Simplicity’s Sheer Black Dresses, August 1939
Simplicity showed two different patterns made up as day dresses or as sheer afternoon frocks:
Patterns 3139 and 3150 were shown under the caption “Slenderizing Dresses.” Style 3139 came in sizes for bust 32″ to 44.” Style 3150 came in young women’s sizes 12 to 20; the largest bust measurement available was only 40 inches. However, sizes 12 to 20 were generally for a shorter woman than the sizes sold by bust measurement. Both patterns came with either long or short sleeves. Pattern 3139 is shown in a sheer print fabric, which might be either black or navy — the flyer doesn’t mention color. It has a slenderizing line of buttons down the front from neckline to hem. The other (3150) has that clever, slenderizing bow — not too wide — at the center of the waist, plus a V-neck. It’s amazing how sophisticated it looks without the ruffled trim.
Companion-Butterick’s Sheer Black Dress for September, 1939
“Companion-Butterick 8556: Sheer stark black — smart and as new as tomorrow’s newspapers. Soft surplice forms a belt in back. . . . Sizes 12 to 20, 30 to 44.”
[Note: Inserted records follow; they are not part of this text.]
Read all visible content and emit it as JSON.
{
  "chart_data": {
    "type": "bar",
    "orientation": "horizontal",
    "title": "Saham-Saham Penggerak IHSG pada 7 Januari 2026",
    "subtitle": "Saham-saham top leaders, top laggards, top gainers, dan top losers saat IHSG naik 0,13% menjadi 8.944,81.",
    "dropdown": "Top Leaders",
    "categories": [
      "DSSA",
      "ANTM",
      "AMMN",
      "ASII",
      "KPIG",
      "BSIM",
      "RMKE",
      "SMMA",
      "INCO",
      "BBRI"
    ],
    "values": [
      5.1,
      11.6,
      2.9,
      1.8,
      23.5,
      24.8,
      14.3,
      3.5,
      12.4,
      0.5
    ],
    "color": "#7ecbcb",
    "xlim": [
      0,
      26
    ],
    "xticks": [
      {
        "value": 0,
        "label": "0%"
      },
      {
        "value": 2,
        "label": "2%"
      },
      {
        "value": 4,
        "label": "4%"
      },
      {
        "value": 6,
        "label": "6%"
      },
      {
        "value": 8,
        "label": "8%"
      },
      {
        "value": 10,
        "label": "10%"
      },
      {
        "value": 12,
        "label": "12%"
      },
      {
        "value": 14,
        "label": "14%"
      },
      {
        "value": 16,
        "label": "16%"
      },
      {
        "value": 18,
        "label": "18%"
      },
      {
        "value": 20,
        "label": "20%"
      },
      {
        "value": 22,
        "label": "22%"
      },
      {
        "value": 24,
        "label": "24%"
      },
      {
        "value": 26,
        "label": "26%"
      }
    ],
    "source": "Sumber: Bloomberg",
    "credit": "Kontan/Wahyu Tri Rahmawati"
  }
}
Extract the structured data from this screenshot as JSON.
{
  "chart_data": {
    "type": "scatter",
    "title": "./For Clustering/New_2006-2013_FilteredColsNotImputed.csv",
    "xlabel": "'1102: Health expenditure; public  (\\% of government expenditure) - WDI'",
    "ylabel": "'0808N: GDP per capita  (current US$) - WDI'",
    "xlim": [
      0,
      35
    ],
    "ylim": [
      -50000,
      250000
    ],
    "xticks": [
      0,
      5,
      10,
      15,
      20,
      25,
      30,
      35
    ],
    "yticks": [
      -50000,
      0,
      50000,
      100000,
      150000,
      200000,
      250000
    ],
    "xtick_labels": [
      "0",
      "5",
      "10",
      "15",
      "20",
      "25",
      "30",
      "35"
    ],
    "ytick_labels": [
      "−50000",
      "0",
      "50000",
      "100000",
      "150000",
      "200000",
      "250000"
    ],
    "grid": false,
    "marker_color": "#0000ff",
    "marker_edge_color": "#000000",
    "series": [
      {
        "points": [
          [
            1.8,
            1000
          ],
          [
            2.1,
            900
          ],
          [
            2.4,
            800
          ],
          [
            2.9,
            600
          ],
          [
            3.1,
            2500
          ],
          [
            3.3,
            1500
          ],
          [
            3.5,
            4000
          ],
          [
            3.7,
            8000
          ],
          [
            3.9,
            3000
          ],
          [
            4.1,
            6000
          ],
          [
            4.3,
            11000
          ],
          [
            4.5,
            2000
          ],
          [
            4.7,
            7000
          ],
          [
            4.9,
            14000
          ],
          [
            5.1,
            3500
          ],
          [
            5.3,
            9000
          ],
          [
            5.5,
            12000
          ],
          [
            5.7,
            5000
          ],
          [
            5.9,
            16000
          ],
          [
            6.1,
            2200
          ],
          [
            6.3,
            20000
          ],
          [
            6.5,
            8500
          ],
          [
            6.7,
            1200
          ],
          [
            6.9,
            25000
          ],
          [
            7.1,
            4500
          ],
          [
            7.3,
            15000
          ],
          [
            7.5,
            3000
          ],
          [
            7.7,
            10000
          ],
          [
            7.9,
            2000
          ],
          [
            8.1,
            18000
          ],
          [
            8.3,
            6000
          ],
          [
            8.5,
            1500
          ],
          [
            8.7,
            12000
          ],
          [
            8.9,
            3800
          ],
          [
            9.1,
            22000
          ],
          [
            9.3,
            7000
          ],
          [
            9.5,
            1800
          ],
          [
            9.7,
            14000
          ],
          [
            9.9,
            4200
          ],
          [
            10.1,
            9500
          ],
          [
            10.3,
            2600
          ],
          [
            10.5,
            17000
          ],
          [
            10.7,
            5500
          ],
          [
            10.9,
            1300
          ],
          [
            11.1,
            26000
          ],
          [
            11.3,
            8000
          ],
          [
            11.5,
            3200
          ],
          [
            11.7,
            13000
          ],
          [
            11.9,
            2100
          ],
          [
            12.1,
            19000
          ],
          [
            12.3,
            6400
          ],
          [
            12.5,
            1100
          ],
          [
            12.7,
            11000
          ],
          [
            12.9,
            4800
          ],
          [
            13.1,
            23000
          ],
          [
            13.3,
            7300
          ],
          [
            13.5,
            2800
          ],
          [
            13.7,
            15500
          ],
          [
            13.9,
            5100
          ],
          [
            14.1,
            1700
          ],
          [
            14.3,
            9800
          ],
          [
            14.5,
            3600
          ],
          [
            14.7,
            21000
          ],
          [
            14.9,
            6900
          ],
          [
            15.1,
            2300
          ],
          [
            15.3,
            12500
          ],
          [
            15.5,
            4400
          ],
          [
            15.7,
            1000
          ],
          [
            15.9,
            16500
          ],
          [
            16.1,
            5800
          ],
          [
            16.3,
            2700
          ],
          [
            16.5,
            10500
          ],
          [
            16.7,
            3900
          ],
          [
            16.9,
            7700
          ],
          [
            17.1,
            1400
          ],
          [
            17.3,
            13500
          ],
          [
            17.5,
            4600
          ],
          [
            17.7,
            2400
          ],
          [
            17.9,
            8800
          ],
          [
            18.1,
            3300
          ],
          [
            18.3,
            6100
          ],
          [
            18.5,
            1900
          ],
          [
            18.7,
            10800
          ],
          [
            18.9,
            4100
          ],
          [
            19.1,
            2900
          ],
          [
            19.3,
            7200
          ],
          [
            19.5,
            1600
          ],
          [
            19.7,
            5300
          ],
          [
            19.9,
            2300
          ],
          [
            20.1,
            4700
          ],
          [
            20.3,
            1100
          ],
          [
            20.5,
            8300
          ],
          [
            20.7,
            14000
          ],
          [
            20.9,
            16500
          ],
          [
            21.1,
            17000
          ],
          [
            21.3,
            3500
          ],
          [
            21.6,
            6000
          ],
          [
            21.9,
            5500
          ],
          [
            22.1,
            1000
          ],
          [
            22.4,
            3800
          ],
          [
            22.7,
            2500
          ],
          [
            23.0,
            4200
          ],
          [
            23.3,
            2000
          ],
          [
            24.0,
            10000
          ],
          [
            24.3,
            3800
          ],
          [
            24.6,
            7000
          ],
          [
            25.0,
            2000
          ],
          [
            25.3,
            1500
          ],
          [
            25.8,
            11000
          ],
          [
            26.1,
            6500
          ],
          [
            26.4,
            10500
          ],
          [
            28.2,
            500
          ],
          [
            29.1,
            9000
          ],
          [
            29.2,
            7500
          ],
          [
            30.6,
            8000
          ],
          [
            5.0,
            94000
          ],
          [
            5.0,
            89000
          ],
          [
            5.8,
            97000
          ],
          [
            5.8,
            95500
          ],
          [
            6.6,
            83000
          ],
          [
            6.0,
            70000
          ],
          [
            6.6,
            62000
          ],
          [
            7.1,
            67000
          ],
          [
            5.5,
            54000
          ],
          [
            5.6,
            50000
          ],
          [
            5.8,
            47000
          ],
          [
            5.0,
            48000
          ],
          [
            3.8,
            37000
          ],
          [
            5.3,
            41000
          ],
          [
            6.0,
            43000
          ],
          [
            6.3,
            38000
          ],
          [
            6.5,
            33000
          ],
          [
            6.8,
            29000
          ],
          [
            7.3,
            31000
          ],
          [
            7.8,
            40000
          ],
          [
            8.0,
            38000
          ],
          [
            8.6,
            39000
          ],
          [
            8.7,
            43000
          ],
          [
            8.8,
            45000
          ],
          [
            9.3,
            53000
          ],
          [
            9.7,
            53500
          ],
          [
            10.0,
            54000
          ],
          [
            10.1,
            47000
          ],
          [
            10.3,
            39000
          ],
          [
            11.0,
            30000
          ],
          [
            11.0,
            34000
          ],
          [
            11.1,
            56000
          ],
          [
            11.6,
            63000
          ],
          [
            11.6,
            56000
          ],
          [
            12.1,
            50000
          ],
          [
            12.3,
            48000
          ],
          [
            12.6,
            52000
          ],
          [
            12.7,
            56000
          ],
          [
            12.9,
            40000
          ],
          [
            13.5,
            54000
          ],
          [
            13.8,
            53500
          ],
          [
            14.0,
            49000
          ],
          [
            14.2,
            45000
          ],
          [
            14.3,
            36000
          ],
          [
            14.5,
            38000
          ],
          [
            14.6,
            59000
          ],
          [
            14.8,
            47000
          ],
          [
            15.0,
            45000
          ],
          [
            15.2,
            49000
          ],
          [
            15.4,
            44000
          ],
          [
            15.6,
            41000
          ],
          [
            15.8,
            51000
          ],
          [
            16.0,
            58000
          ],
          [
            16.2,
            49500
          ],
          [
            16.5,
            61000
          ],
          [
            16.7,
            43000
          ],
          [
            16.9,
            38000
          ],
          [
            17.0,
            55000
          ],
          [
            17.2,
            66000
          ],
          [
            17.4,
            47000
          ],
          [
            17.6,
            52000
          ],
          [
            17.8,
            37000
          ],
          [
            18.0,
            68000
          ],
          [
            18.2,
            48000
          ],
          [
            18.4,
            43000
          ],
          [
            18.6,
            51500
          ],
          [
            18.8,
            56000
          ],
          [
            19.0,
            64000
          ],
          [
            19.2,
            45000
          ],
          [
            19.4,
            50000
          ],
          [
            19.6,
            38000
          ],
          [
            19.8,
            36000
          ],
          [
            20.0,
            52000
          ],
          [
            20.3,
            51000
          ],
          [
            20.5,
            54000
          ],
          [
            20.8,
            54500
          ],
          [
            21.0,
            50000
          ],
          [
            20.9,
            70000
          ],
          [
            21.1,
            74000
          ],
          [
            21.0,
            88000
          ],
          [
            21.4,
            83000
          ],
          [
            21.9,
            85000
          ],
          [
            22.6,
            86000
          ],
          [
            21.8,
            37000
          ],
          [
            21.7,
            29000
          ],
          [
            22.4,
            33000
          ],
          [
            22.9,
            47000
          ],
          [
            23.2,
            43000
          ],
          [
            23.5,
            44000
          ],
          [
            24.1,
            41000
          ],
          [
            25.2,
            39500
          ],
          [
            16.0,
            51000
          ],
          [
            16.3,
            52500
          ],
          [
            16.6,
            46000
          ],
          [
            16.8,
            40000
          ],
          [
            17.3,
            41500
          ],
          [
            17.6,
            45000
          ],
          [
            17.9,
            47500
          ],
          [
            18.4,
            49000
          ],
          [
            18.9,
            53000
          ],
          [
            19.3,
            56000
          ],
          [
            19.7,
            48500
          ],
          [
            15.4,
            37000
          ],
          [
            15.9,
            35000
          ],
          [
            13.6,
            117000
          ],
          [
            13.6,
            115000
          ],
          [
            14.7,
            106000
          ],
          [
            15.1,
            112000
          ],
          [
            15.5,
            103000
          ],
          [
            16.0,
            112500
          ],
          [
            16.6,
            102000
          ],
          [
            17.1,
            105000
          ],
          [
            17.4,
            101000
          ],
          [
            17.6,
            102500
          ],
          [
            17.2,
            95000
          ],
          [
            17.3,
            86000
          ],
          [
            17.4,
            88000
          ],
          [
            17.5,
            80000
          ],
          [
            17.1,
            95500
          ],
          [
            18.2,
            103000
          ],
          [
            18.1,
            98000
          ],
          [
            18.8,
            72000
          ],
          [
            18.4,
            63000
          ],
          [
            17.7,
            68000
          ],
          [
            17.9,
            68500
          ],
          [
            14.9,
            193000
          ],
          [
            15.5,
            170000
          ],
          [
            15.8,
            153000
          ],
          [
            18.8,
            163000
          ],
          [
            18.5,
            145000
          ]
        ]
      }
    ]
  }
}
That unusual bodice detail — the “surplice” — appears in Butterick pattern number 8557, too:
However, the surplice drape appears to be topstitched when the dress is not sheer, and the back treatment is different on this dress:
For more about Companion-Butterick patterns, click here.
Great find!
Such a significant year. One of the first books in my fashion history collection was related to 1939-1945. The outbreak of war had a huge impact on western fashion and I often wonder how trends would have developed if war had never started.
Was that book Julian Robinson’s Fashion in the Forties, by any chance? I’ve been thinking about that, too. I need to really read the clothing & fabric rationing regulations from England & US. Fashion in the Forties shows hints of the “New Look” in Paris in the early forties — especially emphasis on hips. He uses lots of British photos, and you can really see the impact of fabric limitation.
There was also a time during the Napoleonic Wars when English women no longer had access to French Fashion Dolls and fashion plates — and fashions diverged for a few years. I saw an exhibit in England over thirty years ago, and haven’t read about it since then! I guess it’s time to go looking.
Yes it was that little book. Still a very good reference.